– В конце концов! – медленно повторил он. – Значит, поначалу вы все-таки думали, что это женщина?
Впервые Сеймору изменило спокойствие.
– Это вряд ли имеет отношение к делу, но, если его честь пожелает, чтобы я сказал о своем впечатлении, я, разумеется, скажу, – ответил он. – Этот силуэт был не то чтобы женский, но словно бы и не мужской – какие-то не те изгибы. И у него было что-то вроде длинных волос.
– Благодарю вас, – сказал королевский адвокат Батлер и неожиданно сел, как будто услышал именно то, что хотел.
Капитан Катлер в качестве свидетеля владел собой куда хуже и внушал куда меньше доверия, чем сэр Уилсон, но его показания о том, что происходило вначале, полностью совпадали с показаниями Сеймора. Капитан рассказал, как Бруно ушел к себе, а его самого послали за ландышами, как, возвращаясь в проулок, он увидел, что там кто-то есть, и заподозрил Сеймора, и, наконец, о схватке с Бруно. Но он не умел выразительно описать черную фигуру, которую видел и он и Сеймор. На вопрос о том, каков же был загадочный силуэт, он ответил, что он не знаток по части искусства, и в ответе прорвалась, пожалуй, чересчур откровенная насмешка над Сеймором. На вопрос – мужчина то был или женщина, он ответил, что больше всего это походило на зверя, и в ответе его была откровенная злоба на обвиняемого. Но при этом он был явно вне себя от горя и непритворного гнева, и Каудрей не задерживал его, не заставил подтверждать и без того ясные факты.
Защитник тоже, как и в случае с Сеймором, не стал затягивать перекрестный допрос, хотя казалось, – такая уж у него была манера, – что он отнюдь не спешит.
– Вы престранно выразились, – сказал он, сонно глядя на Катлера. – Что вы имели в виду, когда говорили, что тот неизвестный больше походил не на женщину и не на мужчину, а на зверя?

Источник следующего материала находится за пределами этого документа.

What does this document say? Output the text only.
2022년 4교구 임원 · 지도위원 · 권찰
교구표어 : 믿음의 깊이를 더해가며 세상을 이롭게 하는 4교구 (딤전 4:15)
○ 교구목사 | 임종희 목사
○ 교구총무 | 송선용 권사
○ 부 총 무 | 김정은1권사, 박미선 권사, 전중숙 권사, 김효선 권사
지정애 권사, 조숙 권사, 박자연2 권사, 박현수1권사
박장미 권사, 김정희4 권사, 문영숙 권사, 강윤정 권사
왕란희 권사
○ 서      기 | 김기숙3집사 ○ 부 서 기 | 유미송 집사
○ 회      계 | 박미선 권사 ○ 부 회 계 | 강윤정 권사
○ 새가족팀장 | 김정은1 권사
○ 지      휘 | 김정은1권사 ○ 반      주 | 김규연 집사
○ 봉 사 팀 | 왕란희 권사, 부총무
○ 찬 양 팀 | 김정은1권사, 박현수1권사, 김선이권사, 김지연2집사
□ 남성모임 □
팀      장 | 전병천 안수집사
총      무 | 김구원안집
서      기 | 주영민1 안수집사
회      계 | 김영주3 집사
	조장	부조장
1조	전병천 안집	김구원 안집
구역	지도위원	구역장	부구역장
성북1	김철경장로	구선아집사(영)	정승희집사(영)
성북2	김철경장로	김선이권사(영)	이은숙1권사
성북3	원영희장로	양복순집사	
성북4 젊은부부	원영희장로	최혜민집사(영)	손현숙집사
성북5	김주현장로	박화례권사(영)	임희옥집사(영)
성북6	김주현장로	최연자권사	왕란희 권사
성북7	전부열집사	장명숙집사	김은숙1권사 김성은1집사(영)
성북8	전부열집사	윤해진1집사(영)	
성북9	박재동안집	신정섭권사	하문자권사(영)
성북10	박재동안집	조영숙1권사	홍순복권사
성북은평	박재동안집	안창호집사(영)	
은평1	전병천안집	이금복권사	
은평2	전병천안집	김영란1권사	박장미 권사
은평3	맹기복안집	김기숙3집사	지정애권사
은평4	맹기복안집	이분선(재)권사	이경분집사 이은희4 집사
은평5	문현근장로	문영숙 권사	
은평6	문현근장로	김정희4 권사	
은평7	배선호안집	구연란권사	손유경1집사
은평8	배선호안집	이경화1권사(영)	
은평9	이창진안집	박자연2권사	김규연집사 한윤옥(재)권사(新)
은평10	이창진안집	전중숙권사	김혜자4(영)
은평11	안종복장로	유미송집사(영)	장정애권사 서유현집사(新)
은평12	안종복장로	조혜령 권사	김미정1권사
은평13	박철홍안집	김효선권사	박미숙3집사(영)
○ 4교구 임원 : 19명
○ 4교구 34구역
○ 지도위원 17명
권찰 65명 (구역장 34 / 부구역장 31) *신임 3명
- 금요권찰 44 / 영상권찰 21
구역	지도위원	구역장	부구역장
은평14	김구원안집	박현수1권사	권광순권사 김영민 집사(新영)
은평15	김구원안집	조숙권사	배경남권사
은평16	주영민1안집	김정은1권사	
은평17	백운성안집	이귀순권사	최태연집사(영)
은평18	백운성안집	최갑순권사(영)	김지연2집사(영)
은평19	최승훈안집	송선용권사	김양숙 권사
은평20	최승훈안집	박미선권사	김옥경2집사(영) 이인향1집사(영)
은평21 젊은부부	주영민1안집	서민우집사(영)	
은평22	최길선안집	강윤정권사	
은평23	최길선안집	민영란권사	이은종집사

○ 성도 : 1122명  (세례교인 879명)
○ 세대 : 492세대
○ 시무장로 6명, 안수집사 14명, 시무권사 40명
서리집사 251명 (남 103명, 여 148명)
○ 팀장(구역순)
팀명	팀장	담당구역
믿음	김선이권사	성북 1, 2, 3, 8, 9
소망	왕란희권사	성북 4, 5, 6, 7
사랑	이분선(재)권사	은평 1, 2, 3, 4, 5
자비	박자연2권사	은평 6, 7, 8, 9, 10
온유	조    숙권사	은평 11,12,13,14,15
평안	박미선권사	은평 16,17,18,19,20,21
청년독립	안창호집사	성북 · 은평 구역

Катлер, казалось, всерьез разволновался.
– Наверно, я зря так сказал, – отвечал он, – но у этого скота могучие сгорбленные плечи, как у шимпанзе, а на голове – щетина торчком, как у свиньи…
Мистер Батлер прервал на полуслове эту странно раздраженную речь.
– Свинья тут ни при чем, а скажите лучше, может, это было похоже на волосы женщины?
– Женщины! – воскликнул капитан. – Да ничуть не похоже!
– Предыдущий свидетель сказал, похоже, – быстро подхватил защитник, беззастенчиво сбросив маску сонного тугодума. – А в очертаниях фигуры были женственные изгибы, на что нам тут красноречиво намекали. Нет? Никаких женственных изгибов? Если я вас правильно понял, фигура была скорее плотная и коренастая?
– Может, он шел пригнувшись, – осипшим голосом едва слышно произнес капитан.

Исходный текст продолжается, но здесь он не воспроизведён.